When I joined System Integrity (then NGSCB) 2½ years ago, I had the opportunity to become part of the solution to this issue, in what has become BitLocker Drive Encryption (BDE). The great thing about being on this project is not just making it part of the Windows product, but also the excellent engineers I work with, and interact with while solving very interesting problems.
Let me give you an example. Consider the fact that the whole operating system is encrypted. The kernel, the HAL, the registry, the hibernation file, the paging file, and all the boot drivers (including the BDE driver) are encrypted. The NTFS MFT (Master File Table) is encrypted, so none of these files can be found. A key is required to decrypt the disk. Where do we get this key from? And how do we decrypt the kernel? How do we ensure that the boot code has not been tampered with?
Working with the boot architecture engineers, “bootmgr,” “winload.exe” and “winresume.exe” contain some of the code that exists in the BDE driver so that the operating system files can be found and decrypted. With this merged technology the hibernation file can be decrypted as it is loaded into memory.

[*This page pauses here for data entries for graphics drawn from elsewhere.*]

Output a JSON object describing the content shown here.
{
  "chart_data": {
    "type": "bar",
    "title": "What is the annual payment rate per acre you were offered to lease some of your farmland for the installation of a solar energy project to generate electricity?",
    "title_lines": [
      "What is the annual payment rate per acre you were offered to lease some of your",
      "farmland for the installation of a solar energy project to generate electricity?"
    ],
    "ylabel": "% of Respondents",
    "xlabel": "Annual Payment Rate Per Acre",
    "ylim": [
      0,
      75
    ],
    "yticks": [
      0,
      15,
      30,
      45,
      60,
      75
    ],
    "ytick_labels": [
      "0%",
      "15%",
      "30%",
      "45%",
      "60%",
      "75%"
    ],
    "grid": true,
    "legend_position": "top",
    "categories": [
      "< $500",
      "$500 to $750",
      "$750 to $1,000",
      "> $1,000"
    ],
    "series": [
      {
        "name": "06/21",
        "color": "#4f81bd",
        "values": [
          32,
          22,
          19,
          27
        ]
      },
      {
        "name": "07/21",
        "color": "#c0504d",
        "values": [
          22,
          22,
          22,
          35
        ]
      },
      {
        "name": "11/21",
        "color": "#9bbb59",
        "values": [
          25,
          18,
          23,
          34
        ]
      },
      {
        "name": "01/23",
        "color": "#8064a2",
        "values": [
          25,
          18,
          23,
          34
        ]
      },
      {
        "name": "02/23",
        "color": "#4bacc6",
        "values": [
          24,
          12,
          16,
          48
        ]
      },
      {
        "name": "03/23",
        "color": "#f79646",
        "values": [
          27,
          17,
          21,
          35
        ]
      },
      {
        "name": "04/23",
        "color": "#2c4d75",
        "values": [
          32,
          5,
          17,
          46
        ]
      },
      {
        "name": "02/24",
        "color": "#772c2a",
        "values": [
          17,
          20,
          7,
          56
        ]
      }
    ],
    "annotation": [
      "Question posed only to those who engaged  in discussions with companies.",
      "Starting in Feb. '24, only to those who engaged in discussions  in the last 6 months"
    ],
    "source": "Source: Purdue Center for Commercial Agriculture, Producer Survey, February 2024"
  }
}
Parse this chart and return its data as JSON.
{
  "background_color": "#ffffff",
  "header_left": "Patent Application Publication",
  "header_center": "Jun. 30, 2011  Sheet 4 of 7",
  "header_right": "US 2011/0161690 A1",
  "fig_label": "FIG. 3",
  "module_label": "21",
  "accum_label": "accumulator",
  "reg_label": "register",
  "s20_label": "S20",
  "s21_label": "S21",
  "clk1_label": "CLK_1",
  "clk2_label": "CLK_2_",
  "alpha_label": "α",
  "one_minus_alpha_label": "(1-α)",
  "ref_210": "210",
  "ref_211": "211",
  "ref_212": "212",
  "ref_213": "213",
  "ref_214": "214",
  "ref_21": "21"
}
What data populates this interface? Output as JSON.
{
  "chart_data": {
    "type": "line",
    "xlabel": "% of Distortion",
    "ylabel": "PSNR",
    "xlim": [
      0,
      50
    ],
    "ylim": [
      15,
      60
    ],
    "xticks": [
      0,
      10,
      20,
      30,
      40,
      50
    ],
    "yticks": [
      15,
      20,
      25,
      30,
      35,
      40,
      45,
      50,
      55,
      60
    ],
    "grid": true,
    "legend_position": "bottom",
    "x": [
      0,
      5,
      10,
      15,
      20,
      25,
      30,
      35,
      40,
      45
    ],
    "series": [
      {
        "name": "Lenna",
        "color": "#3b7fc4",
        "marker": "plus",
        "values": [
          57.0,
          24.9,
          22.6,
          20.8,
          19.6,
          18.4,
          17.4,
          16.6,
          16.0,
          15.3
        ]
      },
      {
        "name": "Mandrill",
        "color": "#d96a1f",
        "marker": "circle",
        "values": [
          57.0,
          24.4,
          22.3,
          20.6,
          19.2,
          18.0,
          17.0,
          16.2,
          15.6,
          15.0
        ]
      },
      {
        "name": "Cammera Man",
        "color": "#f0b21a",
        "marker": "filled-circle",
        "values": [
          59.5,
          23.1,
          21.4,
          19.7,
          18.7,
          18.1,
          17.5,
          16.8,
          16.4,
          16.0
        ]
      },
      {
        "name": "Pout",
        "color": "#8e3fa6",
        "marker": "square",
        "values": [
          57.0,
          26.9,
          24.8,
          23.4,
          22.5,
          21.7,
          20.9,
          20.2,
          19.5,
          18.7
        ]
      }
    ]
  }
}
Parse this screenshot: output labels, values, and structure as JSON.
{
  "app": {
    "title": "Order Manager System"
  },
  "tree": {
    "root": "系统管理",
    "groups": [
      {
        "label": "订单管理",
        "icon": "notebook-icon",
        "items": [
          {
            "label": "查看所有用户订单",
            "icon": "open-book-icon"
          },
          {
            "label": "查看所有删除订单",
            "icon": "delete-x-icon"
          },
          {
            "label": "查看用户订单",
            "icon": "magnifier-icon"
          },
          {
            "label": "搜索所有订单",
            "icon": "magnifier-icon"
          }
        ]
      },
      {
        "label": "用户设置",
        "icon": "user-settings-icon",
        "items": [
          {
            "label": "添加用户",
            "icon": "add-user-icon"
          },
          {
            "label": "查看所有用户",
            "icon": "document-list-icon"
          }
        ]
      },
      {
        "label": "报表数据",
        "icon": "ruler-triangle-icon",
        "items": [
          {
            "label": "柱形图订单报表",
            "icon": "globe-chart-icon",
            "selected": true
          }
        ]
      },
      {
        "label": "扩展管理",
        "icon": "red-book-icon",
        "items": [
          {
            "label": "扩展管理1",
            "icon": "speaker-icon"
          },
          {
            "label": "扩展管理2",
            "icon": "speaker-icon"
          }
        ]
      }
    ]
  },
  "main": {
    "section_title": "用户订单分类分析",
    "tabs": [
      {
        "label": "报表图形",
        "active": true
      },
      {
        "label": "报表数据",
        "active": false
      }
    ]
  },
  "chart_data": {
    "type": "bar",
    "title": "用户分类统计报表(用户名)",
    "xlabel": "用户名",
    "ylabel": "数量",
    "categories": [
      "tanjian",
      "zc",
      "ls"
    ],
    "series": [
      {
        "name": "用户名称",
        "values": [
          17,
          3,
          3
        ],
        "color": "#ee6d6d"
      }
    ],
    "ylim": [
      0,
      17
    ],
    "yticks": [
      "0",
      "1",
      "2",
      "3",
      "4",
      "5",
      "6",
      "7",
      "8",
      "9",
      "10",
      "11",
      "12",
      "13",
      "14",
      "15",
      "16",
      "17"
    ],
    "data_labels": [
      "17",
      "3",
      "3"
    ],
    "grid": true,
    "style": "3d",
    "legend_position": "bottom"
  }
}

Working with OEM’s, and the TCG, new hardware is appearing containing the latest TPM generation. OEM’s are adding security features and support functions into their BIOSes to allow any operating system (not just Windows) to utilize the TPM during boot. Using this technology a key can be encrypted by hardware and only decrypted if certain conditions are met. If multiple operating systems exist on the computer, each one can maintain their own set of conditions separate from each other.
Managing keys in a multi-boot environment has its own set of challenges. I (and others) have lost sleep working through different scenarios on how someone may try to break the security of BDE and making sure we have all of our bases covered. We have every reason to make sure we got it right, as it’ll be really embarrassing if we miss something that we should have caught. We have Penetration testers to help keep us on our toes and make sure we write code with an eye to the most experienced hackers.
So what got me out of bed? I enjoy technology, I enjoy challenges, and I enjoy being part of the solution that BitLocker Drive Encryption is providing.